Install to some other directory and then run your application with
I tried running things that way and I get an LLVM error.
client glx vendor string: Mesa Project and SGI
OpenGL version string: 2.1 Mesa 18.0.0-rc2 (git-241aeb8eb0)
OpenGL ES profile version string: OpenGL ES 2.0 Mesa 18.0.0-rc2 (git-241aeb8eb0)
# LLVM error
LLVM ERROR: Cannot select: 0x7f5b400ade88: v4i32,ch = load<(dereferenceable invariant load 16 from %ir.17, addrspace 2)> 0x7f5b40034b38, 0x7f5b400ade20, undef:i32
0x7f5b400ade20: i32 = add 0x7f5b400ad328, Constant:i32<16>
0x7f5b400ad328: i32,ch = CopyFromReg 0x7f5b40034b38, Register:i32 %17
0x7f5b400ad2c0: i32 = Register %17
0x7f5b400addb8: i32 = Constant<16>
0x7f5b400adc18: i32 = undef
In function: main
Not sure what's going on there. Problem here is that using the GIT reference "origin/18.0" I end up at this revision. I see also an "origin/18.3" reference but I would need 18.2.8 to start the bisecting. Can I find this commit?
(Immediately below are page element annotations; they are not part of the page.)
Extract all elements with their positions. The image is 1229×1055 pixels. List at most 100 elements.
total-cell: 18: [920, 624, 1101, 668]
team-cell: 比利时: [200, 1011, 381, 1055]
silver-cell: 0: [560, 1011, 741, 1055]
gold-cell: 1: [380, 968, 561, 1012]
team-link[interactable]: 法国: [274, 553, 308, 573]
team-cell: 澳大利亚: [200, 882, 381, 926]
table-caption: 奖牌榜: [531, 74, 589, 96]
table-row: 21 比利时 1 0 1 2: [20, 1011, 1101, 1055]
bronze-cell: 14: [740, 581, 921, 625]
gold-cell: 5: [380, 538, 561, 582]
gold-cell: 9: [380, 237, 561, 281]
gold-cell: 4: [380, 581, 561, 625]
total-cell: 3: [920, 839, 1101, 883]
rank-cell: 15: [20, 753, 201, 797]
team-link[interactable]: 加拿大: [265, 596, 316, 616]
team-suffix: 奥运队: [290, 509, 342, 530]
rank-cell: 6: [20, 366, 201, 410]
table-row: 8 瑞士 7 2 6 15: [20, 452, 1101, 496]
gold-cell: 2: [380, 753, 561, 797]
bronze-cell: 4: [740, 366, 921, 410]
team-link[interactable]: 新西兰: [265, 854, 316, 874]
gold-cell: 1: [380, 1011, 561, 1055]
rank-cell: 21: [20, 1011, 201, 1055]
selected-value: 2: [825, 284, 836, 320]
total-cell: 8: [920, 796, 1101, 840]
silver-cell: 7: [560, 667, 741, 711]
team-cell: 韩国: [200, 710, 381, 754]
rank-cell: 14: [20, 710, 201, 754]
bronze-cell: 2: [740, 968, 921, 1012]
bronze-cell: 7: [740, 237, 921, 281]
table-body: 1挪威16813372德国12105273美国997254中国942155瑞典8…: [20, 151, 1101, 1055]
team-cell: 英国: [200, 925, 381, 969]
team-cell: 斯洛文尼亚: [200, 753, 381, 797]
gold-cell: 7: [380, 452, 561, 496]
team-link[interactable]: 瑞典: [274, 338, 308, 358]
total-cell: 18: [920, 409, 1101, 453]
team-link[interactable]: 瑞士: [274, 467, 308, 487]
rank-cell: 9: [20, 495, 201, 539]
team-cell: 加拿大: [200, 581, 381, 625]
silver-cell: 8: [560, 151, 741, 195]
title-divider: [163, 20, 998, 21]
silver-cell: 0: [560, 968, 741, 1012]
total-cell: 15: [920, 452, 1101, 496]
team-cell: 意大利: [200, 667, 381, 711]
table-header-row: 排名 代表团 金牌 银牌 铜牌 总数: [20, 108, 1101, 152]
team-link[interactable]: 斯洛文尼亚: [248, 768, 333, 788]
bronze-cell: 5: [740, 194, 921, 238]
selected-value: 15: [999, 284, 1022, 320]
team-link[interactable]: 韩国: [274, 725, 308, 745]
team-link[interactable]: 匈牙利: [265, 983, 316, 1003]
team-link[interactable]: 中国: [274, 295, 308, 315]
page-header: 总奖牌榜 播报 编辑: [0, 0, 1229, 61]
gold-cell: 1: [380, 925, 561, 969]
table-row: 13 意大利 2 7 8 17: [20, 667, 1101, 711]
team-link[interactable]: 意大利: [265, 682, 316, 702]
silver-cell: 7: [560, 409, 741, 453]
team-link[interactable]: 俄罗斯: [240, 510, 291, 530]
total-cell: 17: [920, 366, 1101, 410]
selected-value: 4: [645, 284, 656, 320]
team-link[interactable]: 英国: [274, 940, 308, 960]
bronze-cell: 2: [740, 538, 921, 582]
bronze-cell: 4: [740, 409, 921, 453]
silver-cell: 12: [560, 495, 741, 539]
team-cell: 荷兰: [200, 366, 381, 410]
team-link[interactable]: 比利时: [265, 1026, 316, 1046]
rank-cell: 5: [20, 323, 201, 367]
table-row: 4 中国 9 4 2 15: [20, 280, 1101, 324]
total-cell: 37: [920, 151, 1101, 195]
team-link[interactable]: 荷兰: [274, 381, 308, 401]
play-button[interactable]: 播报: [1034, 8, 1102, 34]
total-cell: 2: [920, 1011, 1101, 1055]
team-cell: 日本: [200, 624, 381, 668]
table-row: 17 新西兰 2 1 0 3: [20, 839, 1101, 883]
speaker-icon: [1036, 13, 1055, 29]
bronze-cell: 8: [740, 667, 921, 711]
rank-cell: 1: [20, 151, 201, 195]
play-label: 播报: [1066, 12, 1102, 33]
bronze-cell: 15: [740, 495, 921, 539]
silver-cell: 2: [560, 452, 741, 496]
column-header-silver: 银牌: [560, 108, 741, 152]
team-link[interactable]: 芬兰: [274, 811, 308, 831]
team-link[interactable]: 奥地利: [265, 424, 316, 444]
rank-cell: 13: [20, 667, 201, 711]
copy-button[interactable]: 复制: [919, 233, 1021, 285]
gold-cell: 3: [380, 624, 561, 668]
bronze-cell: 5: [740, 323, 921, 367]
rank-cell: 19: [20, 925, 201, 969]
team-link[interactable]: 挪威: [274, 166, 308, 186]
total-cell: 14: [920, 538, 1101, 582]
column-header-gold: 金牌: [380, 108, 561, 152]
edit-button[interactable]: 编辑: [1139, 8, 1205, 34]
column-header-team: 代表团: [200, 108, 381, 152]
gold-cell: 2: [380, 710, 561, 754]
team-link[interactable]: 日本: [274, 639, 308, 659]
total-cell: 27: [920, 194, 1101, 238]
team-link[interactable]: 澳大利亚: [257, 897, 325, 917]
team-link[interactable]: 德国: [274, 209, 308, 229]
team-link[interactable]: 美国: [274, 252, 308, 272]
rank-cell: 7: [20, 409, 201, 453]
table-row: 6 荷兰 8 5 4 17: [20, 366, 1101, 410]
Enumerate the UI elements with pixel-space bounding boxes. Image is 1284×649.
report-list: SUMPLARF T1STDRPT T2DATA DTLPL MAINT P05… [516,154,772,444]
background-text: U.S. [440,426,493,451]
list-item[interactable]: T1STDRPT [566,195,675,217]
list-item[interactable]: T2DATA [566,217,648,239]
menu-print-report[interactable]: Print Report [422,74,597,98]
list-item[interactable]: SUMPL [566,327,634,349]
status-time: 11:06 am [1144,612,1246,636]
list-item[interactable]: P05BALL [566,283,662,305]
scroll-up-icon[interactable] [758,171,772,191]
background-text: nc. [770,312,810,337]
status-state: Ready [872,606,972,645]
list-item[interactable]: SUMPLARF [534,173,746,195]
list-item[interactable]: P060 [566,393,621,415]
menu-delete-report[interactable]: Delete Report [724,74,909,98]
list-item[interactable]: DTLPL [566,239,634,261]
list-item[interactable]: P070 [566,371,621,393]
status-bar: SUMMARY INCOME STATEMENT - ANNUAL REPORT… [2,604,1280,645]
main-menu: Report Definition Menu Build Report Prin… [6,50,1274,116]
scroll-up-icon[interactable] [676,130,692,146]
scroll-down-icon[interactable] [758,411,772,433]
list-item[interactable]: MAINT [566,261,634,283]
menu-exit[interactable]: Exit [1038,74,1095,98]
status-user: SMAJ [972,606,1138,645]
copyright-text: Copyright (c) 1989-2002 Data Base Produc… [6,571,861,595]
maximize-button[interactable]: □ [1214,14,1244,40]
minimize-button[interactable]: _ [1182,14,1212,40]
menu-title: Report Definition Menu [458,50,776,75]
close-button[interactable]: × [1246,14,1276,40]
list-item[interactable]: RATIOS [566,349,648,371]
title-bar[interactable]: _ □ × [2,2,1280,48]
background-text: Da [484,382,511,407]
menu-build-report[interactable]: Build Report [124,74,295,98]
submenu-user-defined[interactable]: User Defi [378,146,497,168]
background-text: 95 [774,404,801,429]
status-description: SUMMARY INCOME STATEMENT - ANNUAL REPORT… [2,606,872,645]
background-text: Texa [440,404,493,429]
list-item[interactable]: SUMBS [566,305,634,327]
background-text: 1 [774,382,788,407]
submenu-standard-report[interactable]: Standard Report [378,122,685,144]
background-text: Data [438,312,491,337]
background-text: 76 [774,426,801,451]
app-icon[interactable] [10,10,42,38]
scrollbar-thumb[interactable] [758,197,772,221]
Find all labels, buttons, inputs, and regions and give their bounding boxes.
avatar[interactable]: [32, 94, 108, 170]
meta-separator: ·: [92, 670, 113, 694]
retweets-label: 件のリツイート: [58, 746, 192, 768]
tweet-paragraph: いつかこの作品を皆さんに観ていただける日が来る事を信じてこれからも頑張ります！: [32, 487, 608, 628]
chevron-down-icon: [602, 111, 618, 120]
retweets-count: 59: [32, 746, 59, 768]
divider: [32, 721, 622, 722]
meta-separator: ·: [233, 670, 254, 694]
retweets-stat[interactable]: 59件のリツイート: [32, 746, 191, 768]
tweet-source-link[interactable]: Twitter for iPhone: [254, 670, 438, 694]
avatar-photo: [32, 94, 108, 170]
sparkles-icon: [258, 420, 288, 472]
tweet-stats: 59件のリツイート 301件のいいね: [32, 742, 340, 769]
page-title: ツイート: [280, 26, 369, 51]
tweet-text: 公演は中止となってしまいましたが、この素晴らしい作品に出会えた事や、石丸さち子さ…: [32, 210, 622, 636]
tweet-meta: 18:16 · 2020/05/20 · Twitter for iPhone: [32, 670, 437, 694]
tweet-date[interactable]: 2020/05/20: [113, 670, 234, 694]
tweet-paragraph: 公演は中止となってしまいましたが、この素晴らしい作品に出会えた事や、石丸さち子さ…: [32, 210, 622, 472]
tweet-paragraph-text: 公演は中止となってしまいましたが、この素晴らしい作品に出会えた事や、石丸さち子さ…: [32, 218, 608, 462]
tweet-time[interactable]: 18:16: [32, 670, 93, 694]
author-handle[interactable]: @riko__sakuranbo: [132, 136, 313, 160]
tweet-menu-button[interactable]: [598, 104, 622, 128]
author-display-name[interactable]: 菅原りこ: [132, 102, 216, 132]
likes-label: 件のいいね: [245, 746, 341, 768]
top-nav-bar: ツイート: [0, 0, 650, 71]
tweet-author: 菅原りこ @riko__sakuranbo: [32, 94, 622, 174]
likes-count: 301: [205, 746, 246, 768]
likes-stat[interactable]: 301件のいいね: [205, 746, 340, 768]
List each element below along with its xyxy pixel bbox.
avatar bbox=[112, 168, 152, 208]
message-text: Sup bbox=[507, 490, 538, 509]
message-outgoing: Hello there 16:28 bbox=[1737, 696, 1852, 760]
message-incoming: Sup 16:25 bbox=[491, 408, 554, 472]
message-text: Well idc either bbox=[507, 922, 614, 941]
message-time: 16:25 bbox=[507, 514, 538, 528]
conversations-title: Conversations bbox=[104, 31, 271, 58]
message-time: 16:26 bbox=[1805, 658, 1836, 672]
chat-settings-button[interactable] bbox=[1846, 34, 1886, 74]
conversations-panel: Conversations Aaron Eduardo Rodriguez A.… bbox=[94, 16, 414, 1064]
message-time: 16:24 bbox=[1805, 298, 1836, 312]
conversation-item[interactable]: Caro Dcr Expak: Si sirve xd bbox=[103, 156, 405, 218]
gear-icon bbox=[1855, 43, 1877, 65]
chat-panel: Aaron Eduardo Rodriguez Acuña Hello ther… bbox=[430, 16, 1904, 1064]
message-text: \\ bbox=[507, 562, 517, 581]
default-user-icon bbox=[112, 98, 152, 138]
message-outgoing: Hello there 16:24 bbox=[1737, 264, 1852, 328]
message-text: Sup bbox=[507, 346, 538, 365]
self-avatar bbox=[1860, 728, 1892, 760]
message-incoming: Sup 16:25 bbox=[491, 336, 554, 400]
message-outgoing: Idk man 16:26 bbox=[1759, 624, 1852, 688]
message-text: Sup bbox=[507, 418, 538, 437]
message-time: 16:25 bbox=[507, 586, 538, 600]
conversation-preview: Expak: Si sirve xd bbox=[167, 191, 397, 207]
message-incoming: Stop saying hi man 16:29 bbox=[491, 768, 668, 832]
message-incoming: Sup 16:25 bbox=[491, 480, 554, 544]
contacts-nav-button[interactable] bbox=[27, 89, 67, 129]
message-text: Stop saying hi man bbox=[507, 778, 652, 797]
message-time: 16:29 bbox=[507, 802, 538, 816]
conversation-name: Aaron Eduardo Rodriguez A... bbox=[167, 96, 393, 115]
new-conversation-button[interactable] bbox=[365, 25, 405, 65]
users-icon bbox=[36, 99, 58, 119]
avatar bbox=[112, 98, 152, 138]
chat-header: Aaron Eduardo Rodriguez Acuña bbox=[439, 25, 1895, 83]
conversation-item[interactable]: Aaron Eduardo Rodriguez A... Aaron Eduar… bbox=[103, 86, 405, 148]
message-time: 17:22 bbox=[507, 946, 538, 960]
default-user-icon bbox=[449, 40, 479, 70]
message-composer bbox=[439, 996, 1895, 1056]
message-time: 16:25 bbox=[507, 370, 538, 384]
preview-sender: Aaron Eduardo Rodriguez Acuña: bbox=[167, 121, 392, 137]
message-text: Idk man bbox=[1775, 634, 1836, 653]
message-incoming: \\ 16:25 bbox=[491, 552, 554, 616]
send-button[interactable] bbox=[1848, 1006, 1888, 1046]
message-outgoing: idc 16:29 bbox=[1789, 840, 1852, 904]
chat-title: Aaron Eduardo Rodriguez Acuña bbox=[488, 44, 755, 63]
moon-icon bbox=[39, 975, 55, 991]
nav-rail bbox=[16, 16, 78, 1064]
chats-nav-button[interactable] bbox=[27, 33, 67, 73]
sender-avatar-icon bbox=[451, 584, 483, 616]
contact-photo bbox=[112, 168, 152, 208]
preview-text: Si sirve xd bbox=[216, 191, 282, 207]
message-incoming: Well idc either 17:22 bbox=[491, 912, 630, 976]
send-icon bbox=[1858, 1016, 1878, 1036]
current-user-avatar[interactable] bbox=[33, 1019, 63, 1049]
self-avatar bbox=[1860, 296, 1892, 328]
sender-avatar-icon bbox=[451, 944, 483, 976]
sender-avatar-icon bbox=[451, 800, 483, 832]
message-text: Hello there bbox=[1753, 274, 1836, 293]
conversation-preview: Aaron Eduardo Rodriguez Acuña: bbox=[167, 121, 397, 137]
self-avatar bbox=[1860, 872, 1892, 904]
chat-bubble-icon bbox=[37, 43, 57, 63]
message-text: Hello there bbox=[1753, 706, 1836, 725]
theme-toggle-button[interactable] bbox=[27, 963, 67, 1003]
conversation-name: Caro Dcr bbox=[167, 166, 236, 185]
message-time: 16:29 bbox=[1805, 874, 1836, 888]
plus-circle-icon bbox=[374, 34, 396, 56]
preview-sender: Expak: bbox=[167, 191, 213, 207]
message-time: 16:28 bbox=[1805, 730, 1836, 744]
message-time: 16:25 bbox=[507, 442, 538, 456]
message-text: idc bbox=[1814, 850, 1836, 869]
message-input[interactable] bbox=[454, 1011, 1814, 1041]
(In reply to Plüss Roland from comment #24)
> Not sure what's going on there. Problem here is that using the GIT reference
> "origin/18.0" I end up at this revision. I see also an "origin/18.3"
> reference but I would need 18.2.8 to start the bisecting. Can I find this
Yep, you can just do 'git checkout mesa-18.2.8' directly rather than checking out a stable branch (like "origin/18.0").
Similarly, 'git show <ref>' will show you the commit SHA1. E.g., git show mesa-18.2.8
(git tag will show a list of tagged commits, that correspond to particular versions of Mesa. They're always named "mesa-$version")
This is strange. Such a remote branch does not seem to exist:
error: pathspec 'mesa-18.2.8' did not match any file(s) known to git
Am I on the wrong GIT URL? https://github.com/evelikov/Mesa.git
(In reply to Plüss Roland from comment #26)
> This is strange. Such a remote branch does not seem to exist:
> error: pathspec 'mesa-18.2.8' did not match any file(s) known to git
> Am I on the wrong GIT URL? https://github.com/evelikov/Mesa.git
No... how did you find that URL? The right link is
(which is the first result when I search for 'mesa git' on google)
No idea how this came about. I googled for Mesa and GIT and ended up on a (most probably) older page of Mesa which redirected somewhere else and this had been the URL I ended up with. Whatever... that URL has the 18.2.8 branch. I can compile this one and it does indeed not show the memory bug. But now it's late at night. I'll tackle this tomorrow using the 18.2.8 branch as good bisection point.
Managed to do now a proper bisecting. Attached the report consisting of the git bisect finding and the bisect log leading up to that point.
Created attachment 588276 [details]
Now, let's see if reverting that commit on 19.0.8 will produce a working Mesa.
> git checkout mesa-19.0.8
> git revert --no-edit 9176703788c66de8287c6224650b1ff8d4238126
Then build and test like when you are bisecting.
(In reply to Matt Turner from comment #31)
> Now, let's see if reverting that commit on 19.0.8 will produce a working
> > git checkout mesa-19.0.8
One more thing. Right here, when you're on 19.0.8 and before you revert the commit, it's probably a good idea to double check that Mesa is broken. So, compile and test at this point and confirm that it doesn't work.
> > git revert --no-edit 9176703788c66de8287c6224650b1ff8d4238126
> Then build and test like when you are bisecting.
Then here, after the revert, your testing will tell you (if this commit is the culprit) that it is definitely at fault.
1) Check mesa-19.0.8 if it fails: Yes, bug is present
2) Check after reverting commit it works: Yes, bug no more present after reverting commit.
Great. I'll post on the FDO bug and see if we can get some progress there.
Are you not seeing the FDO bug emails? Marek (the AMD developer) needs info on how to reproduce the bug.
Sorry, I was looking on this list here.
I want to do a final comment here for people stumbling across this ticket at a later time by googling. The issue is not solved. If you have a similar issue please amend to the upstream bug ticket.